3.1.3. unit_scaling.visualiser

unit_scaling.visualiser(model: Module, tokenizer: PreTrainedTokenizerBase, batch_size: int, seq_len: int, backward: bool = True, dataset_path: str = 'wikitext', dataset_name: str = 'wikitext-103-v1', **plot_kwargs: Any) Axes[source]

[Experimental] Generate a plot visualising the scales in the forward (and optionally backward) pass of all tensors in an arbitrary torch.nn.Module.

This is a convenience method which combines unit_scaling.analysis.example_batch(), unit_scaling.transforms.track_scales() and unit_scaling.analysis.plot().

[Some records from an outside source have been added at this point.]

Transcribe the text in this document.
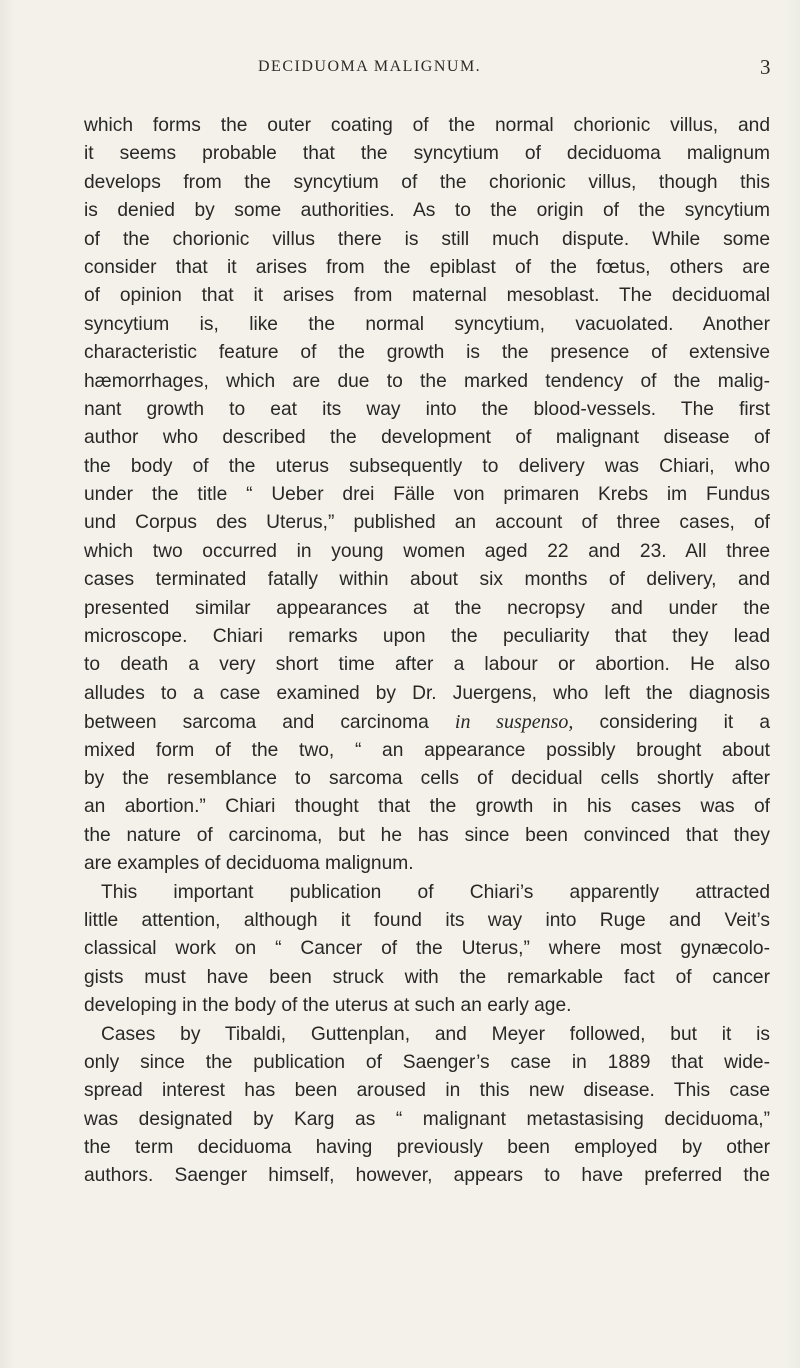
DECIDUOMA MALIGNUM.	3
which forms the outer coating of the normal chorionic villus, and
it seems probable that the syncytium of deciduoma malignum
develops from the syncytium of the chorionic villus, though this
is denied by some authorities. As to the origin of the syncytium
of the chorionic villus there is still much dispute. While some
consider that it arises from the epiblast of the fœtus, others are
of opinion that it arises from maternal mesoblast. The deciduomal
syncytium is, like the normal syncytium, vacuolated. Another
characteristic feature of the growth is the presence of extensive
hæmorrhages, which are due to the marked tendency of the malig-
nant growth to eat its way into the blood-vessels. The first
author who described the development of malignant disease of
the body of the uterus subsequently to delivery was Chiari, who
under the title “ Ueber drei Fälle von primaren Krebs im Fundus
und Corpus des Uterus,” published an account of three cases, of
which two occurred in young women aged 22 and 23. All three
cases terminated fatally within about six months of delivery, and
presented similar appearances at the necropsy and under the
microscope. Chiari remarks upon the peculiarity that they lead
to death a very short time after a labour or abortion. He also
alludes to a case examined by Dr. Juergens, who left the diagnosis
between sarcoma and carcinoma in suspenso, considering it a
mixed form of the two, “ an appearance possibly brought about
by the resemblance to sarcoma cells of decidual cells shortly after
an abortion.” Chiari thought that the growth in his cases was of
the nature of carcinoma, but he has since been convinced that they
are examples of deciduoma malignum.
This important publication of Chiari’s apparently attracted
little attention, although it found its way into Ruge and Veit’s
classical work on “ Cancer of the Uterus,” where most gynæcolo-
gists must have been struck with the remarkable fact of cancer
developing in the body of the uterus at such an early age.
Cases by Tibaldi, Guttenplan, and Meyer followed, but it is
only since the publication of Saenger’s case in 1889 that wide-
spread interest has been aroused in this new disease. This case
was designated by Karg as “ malignant metastasising deciduoma,”
the term deciduoma having previously been employed by other
authors. Saenger himself, however, appears to have preferred the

Warning: this method is experimental and may not work for a wide range of models. It currently only supports models that use the following interface:

output, loss = model(inputs, labels)

Future versions will support standard huggingface interfaces. For now we recommend users with models providing different interfaces to re-implement this method for their use case, based on the following template:

inputs, attn_mask, labels = example_batch(
    tokenizer, batch_size, seq_len, dataset_path, dataset_name
)
tracked_model = track_scales(model)
loss = ... # code to call model with (inputs, attn_mask, labels), returning loss
if backward:
    loss.backward()
graph = tracked_model.scales_graph()
return plot(graph, **plot_kwargs)

Operations that don’t output floating-point tensors are automatically pruned from the visualised graph, as they are deemed unlikely to be relevant from the perspective of model numerics.

Faint coloured horizontal lines for each row represent error bars indicating the maximum and minimum values seen in each tensor during tracking.

Parameters:
  • model (nn.Module) – the model to visualise

  • tokenizer (PreTrainedTokenizerBase) – the tokenizer corresponding to the model.

  • batch_size (int) – the batch size for the visualisation

  • seq_len (int) – the sequence length for the visualisation

  • backward (bool, optional) – visualise scales in the backward pass. Defaults to True.

  • dataset_path (str, optional) – huggingface path of the dataset to use for visualisation. Defaults to “wikitext”.

  • dataset_name (str, optional) – huggingface name of the dataset to use for visualisation. Defaults to “wikitext-103-v1”.

  • plot_kwargs (Any) – keyword args passed to unit_scaling.analysis.plot().

Returns:

the axes representing the generated plot.

Return type:

matplotlib.axes.Axes